# Upc dvr



## breener (22 Jul 2010)

Im very close to moving to UPC for the TV, BB & Phone deal with DVP +HD box... BUT im now hearing bad information about the DVR box saying its very clunky/bluky.
The main problem seems to be in relation to "Series Link" functionality.  Can anyone please confirm if this is true that compared to Sky+ the "series linking" is nowhere near as good and quite iffy to operate?  2 People I know have quit UPC in a few weeks due to the Dvr being messy to work.

Any info/opinions appreciated if anyone has been using it?


----------



## Latrade (22 Jul 2010)

It's certainly a pretty large bit of kit, probably the height of an old VCR and longer. 
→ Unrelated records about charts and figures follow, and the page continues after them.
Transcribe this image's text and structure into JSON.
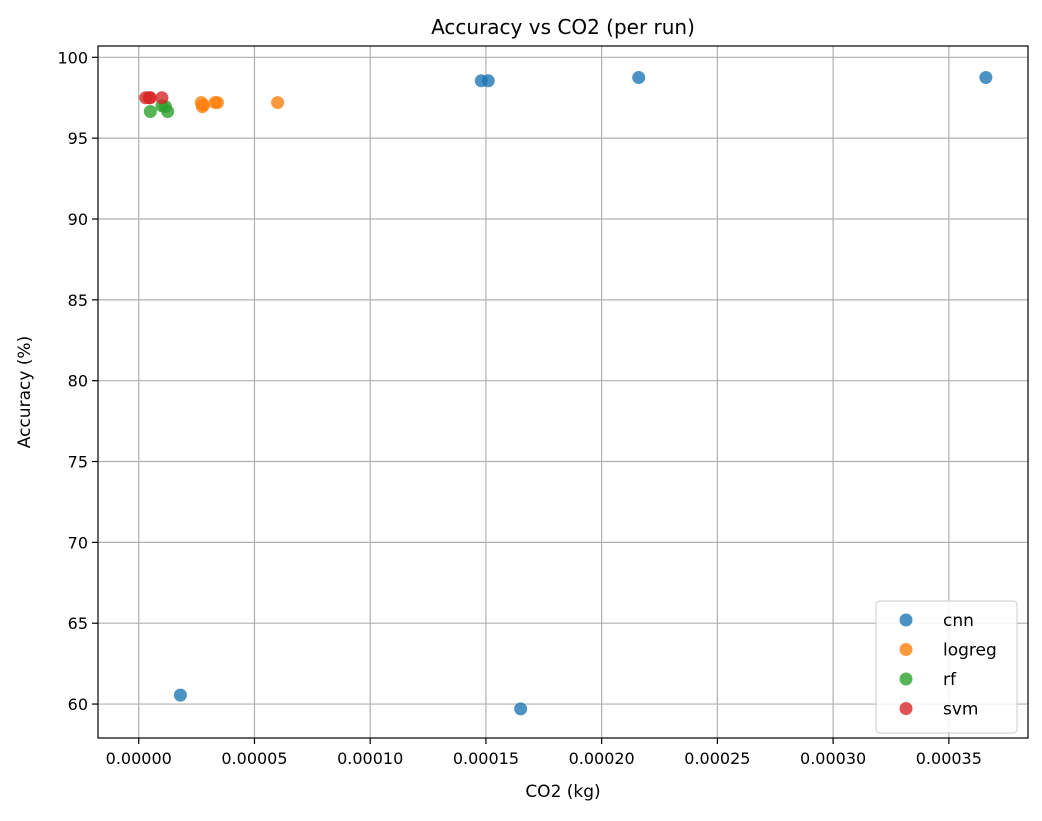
{
  "chart_data": {
    "type": "scatter",
    "title": "Accuracy vs CO2 (per run)",
    "xlabel": "CO2 (kg)",
    "ylabel": "Accuracy (%)",
    "xlim": [
      -1.76e-05,
      0.0003842
    ],
    "ylim": [
      57.9,
      100.7
    ],
    "x_ticks": [
      {
        "value": 0.0,
        "label": "0.00000"
      },
      {
        "value": 5e-05,
        "label": "0.00005"
      },
      {
        "value": 0.0001,
        "label": "0.00010"
      },
      {
        "value": 0.00015,
        "label": "0.00015"
      },
      {
        "value": 0.0002,
        "label": "0.00020"
      },
      {
        "value": 0.00025,
        "label": "0.00025"
      },
      {
        "value": 0.0003,
        "label": "0.00030"
      },
      {
        "value": 0.00035,
        "label": "0.00035"
      }
    ],
    "y_ticks": [
      {
        "value": 60,
        "label": "60"
      },
      {
        "value": 65,
        "label": "65"
      },
      {
        "value": 70,
        "label": "70"
      },
      {
        "value": 75,
        "label": "75"
      },
      {
        "value": 80,
        "label": "80"
      },
      {
        "value": 85,
        "label": "85"
      },
      {
        "value": 90,
        "label": "90"
      },
      {
        "value": 95,
        "label": "95"
      },
      {
        "value": 100,
        "label": "100"
      }
    ],
    "grid": true,
    "legend_position": "lower-right",
    "series": [
      {
        "name": "cnn",
        "color": "#1f77b4",
        "points": [
          {
            "x": 1.8e-05,
            "y": 60.55
          },
          {
            "x": 0.000148,
            "y": 98.55
          },
          {
            "x": 0.000151,
            "y": 98.55
          },
          {
            "x": 0.000165,
            "y": 59.7
          },
          {
            "x": 0.000216,
            "y": 98.75
          },
          {
            "x": 0.000366,
            "y": 98.75
          }
        ]
      },
      {
        "name": "logreg",
        "color": "#ff7f0e",
        "points": [
          {
            "x": 2.7e-05,
            "y": 97.2
          },
          {
            "x": 2.75e-05,
            "y": 96.95
          },
          {
            "x": 2.8e-05,
            "y": 97.05
          },
          {
            "x": 3.3e-05,
            "y": 97.2
          },
          {
            "x": 3.4e-05,
            "y": 97.2
          },
          {
            "x": 6e-05,
            "y": 97.2
          }
        ]
      },
      {
        "name": "rf",
        "color": "#2ca02c",
        "points": [
          {
            "x": 5e-06,
            "y": 96.65
          },
          {
            "x": 1e-05,
            "y": 97.0
          },
          {
            "x": 1.15e-05,
            "y": 96.95
          },
          {
            "x": 1.25e-05,
            "y": 96.65
          }
        ]
      },
      {
        "name": "svm",
        "color": "#d62728",
        "points": [
          {
            "x": 3e-06,
            "y": 97.5
          },
          {
            "x": 4.5e-06,
            "y": 97.5
          },
          {
            "x": 5e-06,
            "y": 97.5
          },
          {
            "x": 1e-05,
            "y": 97.5
          }
        ]
      }
    ]
  }
}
I've not had any problems operating it though. The series link is pretty easy to use on the UPC system, when you record a programme that has additional parts it asks whether you just want to record that episode or them all. In all the ones I've set up (quite a few) it's never missed one and doesn't record the repeats (for example 24 was repeated through the week on Sky, but the DVR only record the Sunday episode(s)). 

The only problems I have experienced when there's a break in the series as it doesn't always pick up when it restarts if it's a long break. I think this might be more an issue with Sky and how they provide information for the EPG. I've never had a problem with the BBC series like Top Gear where I haven't changed or adjusted the record series setting for two years and it only records new episodes and it automatically starts again for the new season. It's only the occasional programme on sky. It's not a deal breaker, just a matter of being aware when it restarts and resetting the recording. 

The other issues are really around scheduling, tweaking the start and end times as it isn't automatic. That's the biggest pain, especially if you're recording one programme after another and the first overruns. This problem is limited mainly to the BBC in my experience, I don't think they have quite the same sticking to schedules as the commercial channels.

The menu's ok, but not always logical to me. But really it's not that bad.


----------



## csl (22 Jul 2010)

Just moved from their phone service - fed up of people telling me that when they ring the phone was always engaged - even though we weren't on it. UPC did nothing after several times of asking. TV & DVR works very well and won't be changing that.


----------



## breener (22 Jul 2010)

Thanks Latrade & csl.. Opions greatly appreciated. Still on the  fence but mainly now probably down to there history as ntl also!!  The  Dvr does sound aok Latrade, have to make sure the mrs can record her  programs or its a no goer


----------